Título:
Babel

Lugar:
Teatro Marquina

Autor:
Andrew Bovell

Elenco:
Aitana Sánchez-Gijón
Pilar Castro
Pedro Casablanc
Jorge Bosch

Adaptación:
Pedro Costa

Escenografía:
Eduardo Moreno

Iluminación:
Felipe Ramos

Dirección:
Tamzin Townsend

La semana pasada hablaba de sentarse en la butaca y dejarse llevar por lo que se nos ofrece en escena, pero hay otras veces que lo que apetece también es entregarse a la dificultad de un texto que te exige estar atento a todo lo que acontece en escena, para poder hilar la historia y conseguir completar un puzzle de situaciones y personajes… Tanto una cosa como otra es estimulante para el espectador y ahí radica parte de la belleza del teatro, las mil y una maneras de contar las cosas.

En “Babel” de Andrew Bovell, se nos propone un juego complejo desde el que ir atando cabos, uniendo piezas, para poder encontrar la posible solución al problema que se nos plantea.
Como espectador me enfrentaba a este texto sin conocer nada de él, tan solo algunos comentarios que había oído sobre su complejidad, sin mas. Y la verdad, creo que ha sido mejor así, ir sin influencia alguna para dejarme calar por la historia y los personajes sin que nada interfiera, ni juicios ni prejuicios…
Los montajes de Tamzin Townsend que he ido viendo a lo largo de los años siempre me han dejado un buen sabor de boca, mas allá de que haya cosas que me convenzan mas que otras, pero el resultado final siempre ha sido positivo… Supongo que es por ello que sigue siendo un nombre constante dentro de la cartelera de nuestra capital.

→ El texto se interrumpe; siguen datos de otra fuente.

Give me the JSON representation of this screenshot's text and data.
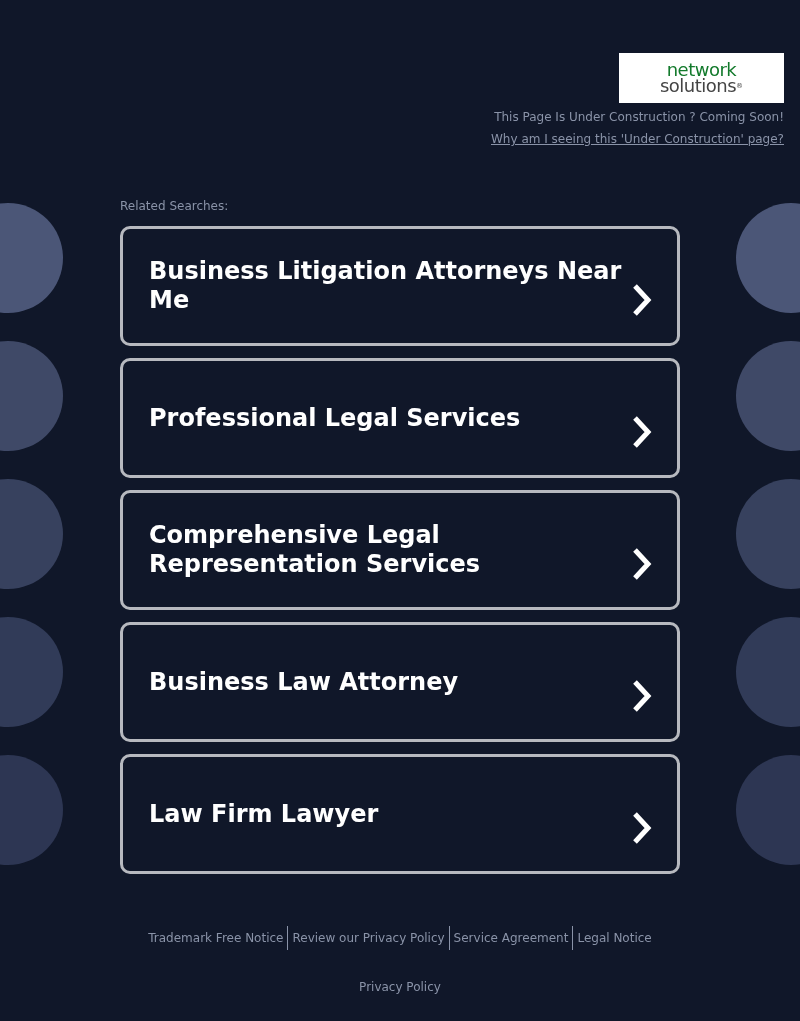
{
  "logo": {
    "line_1": "network",
    "line_2": "solutions",
    "mark": "®"
  },
  "notice": "This Page Is Under Construction ? Coming Soon!",
  "why_link": "Why am I seeing this 'Under Construction' page?",
  "related_label": "Related Searches:",
  "searches": [
    {
      "label": "Business Litigation Attorneys Near Me"
    },
    {
      "label": "Professional Legal Services"
    },
    {
      "label": "Comprehensive Legal Representation Services"
    },
    {
      "label": "Business Law Attorney"
    },
    {
      "label": "Law Firm Lawyer"
    }
  ],
  "footer_links": [
    "Trademark Free Notice",
    "Review our Privacy Policy",
    "Service Agreement",
    "Legal Notice"
  ],
  "privacy_link": "Privacy Policy"
}
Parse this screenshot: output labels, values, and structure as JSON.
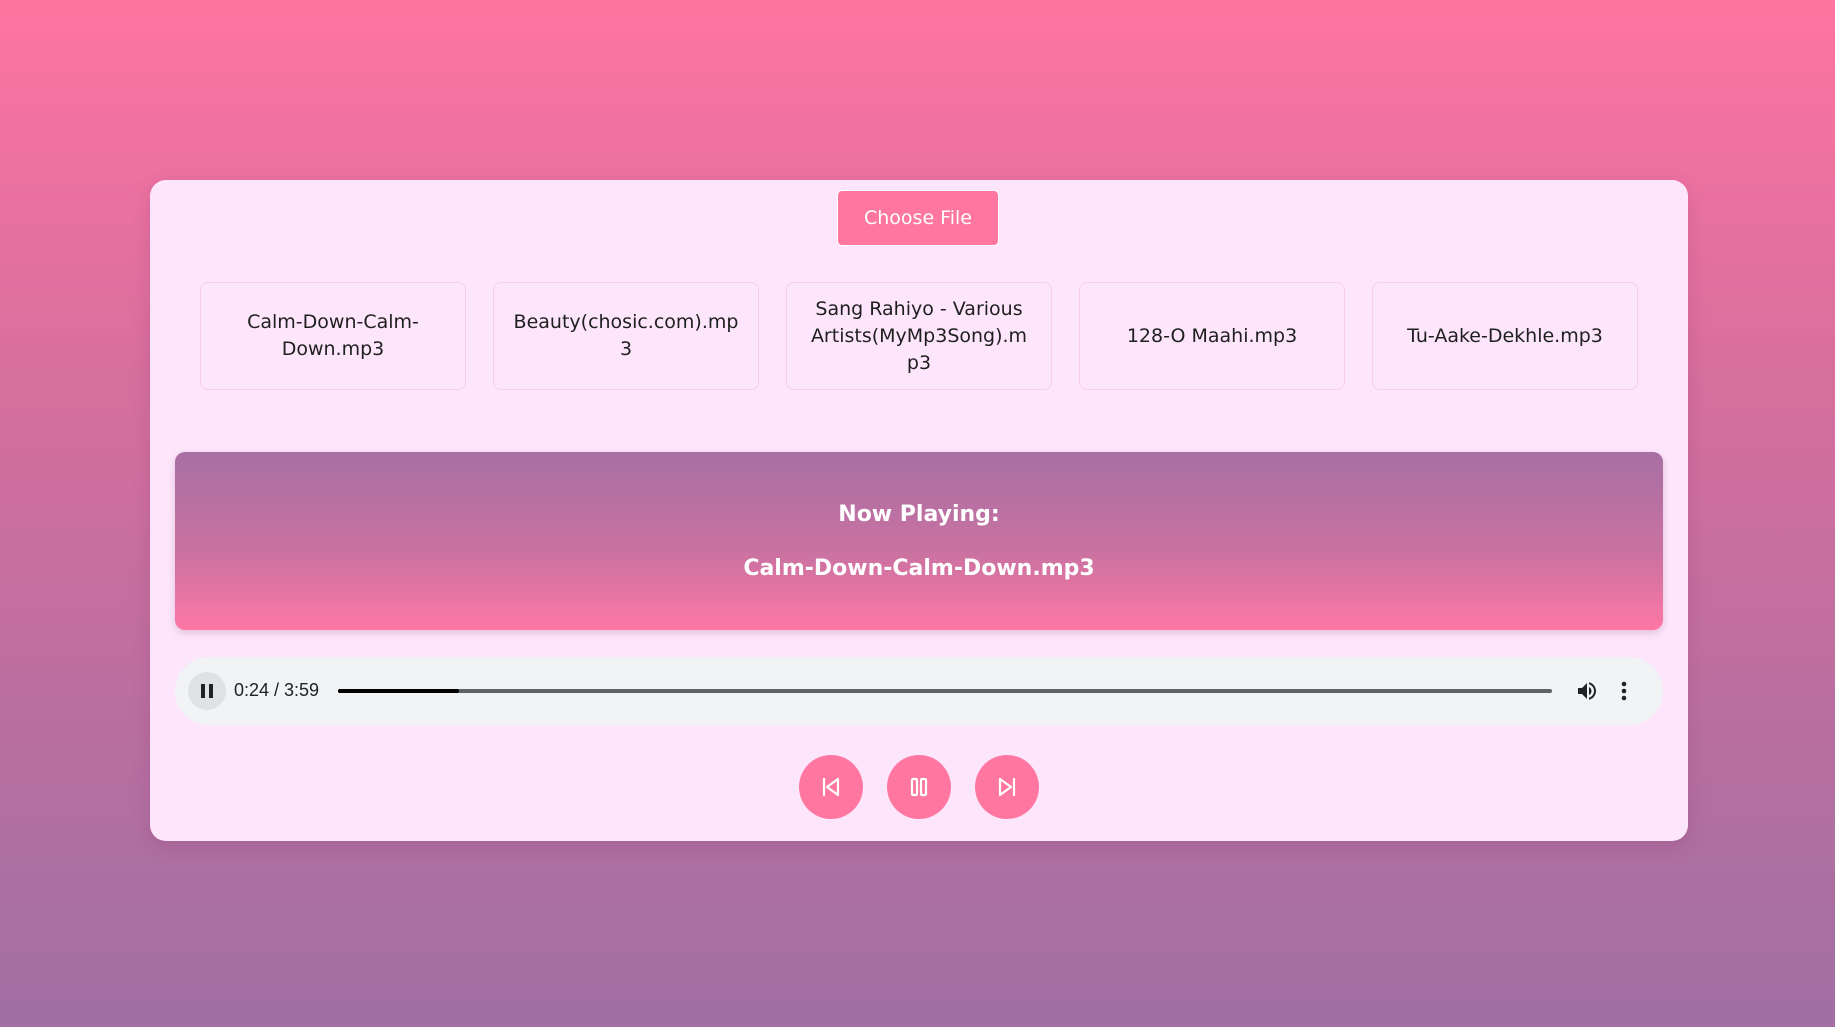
{
  "upload": {
    "choose_label": "Choose File"
  },
  "playlist": {
    "items": [
      {
        "name": "Calm-Down-Calm-Down.mp3"
      },
      {
        "name": "Beauty(chosic.com).mp3"
      },
      {
        "name": "Sang Rahiyo - Various Artists(MyMp3Song).mp3"
      },
      {
        "name": "128-O Maahi.mp3"
      },
      {
        "name": "Tu-Aake-Dekhle.mp3"
      }
    ]
  },
  "now_playing": {
    "label": "Now Playing:",
    "title": "Calm-Down-Calm-Down.mp3"
  },
  "audio_player": {
    "time": "0:24 / 3:59",
    "progress": 0.1,
    "state": "playing",
    "play_pause_icon": "pause-icon",
    "volume_icon": "volume-icon",
    "more_icon": "more-vert-icon"
  },
  "controls": {
    "previous_icon": "skip-previous-icon",
    "play_pause_icon": "pause-icon",
    "next_icon": "skip-next-icon"
  },
  "colors": {
    "accent": "#ff76a1",
    "card_background": "#fde6fb",
    "background_top": "#ff74a1",
    "background_bottom": "#a16fa3"
  }
}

El caso es que el encaje de bolillos que ha hecho con esta función se supera a los anteriores trabajos.
Una escenografía en dos niveles, que se divide, se abre, o se pliega, según las necesidades de lo que cuenta la historia, que acompañada de una iluminación y unas proyecciones que transportan y crean ambientes, que juega con las sombras y nos lleva de la mano a cualquiera de los escenarios propuestos.
Es una puesta en escena muy complicada de llevar a cabo, que imagino la cantidad de ensayos y trabajo anterior al estreno que ha debido de llevar. Una propuesta así, para un actor, tiene que ser todo un reto, un caramelo que apetece disfrutar. Hay escenas muy impactantes a nivel sensorial; todo ese comienzo con los cuatro actores lanzándose el texto, usándolo a la vez, unas veces unos, otras veces los otros… Diciendo lo mismo, con propósitos similares, pero con finalidades totalmente diferentes, creo que es uno de los ejercicios mas difíciles que he visto en mucho tiempo. La concentración y sincronización que tienen los cuatro, sin dejar de lado que es algo hecho para que lo veamos y los disfrutemos los espectadores, creo que es de aplauso en pie.

Uno comienza la función confuso, viendo como todos los personajes se exponen a una misma situación desde diferentes ángulos, donde cada uno tiene  su teoría, su versión y de la que nunca llegas a estar seguro de que sea tal como te la cuentan porque precisamente falta “el otro lado de la versión”…
Todos hablan y ninguno escucha al otro, todos están mas preocupados de lo que les sucede a si mismos que de lo que el otro confiesa, por muy terrible que sea esta confesión. Todos viven encerrados en su burbuja en “su” verdad, pidiendo que los demás presten atención, pero sin dársela a los demás. Que beben de las palabras de los otros, tan solo para ahogarse en las suyas.

Aitana Sánchez-Gijón, Pilar Castro, Pedro Casablanc y Jorge Bosch tienen a su cargo un buen ramillete de personajes, llenos de desnudez, de soledad, de necesidades… y todos están resueltos de una manera brillante. Sinceramente, me pasé la función embobado, bebiendo de todos ellos, disfrutando de un buen ejercicio actoral que fluía con aparente sencillez y que, sin embargo, nos ofrecía una historia en la que se nos pide estar atentos al mínimo detalle porque todo tiene su “porqué” dentro de la función. No hay que pasar nada por alto porque seguramente sea un detalle de relevancia pasados unos minutos y eso implicación que se nos pide, es divertida de seguir.
Como digo, un espectáculo complejo, interesante, muy estimulante Donde los actores tienen grandes momentos de luz. Momentos compartidos, unas veces con unos, unas veces con otros, otras consigo mismos… monólogos, es lo mismo, los cuatro se superan a cada escena y te tienen enganchado a la historia.
No hay muchas obras que zarandeen y exijan tanto al espectador como esta lo hace y es apetecible prestarte a ello cuando está hecho como lo está este “Babel”.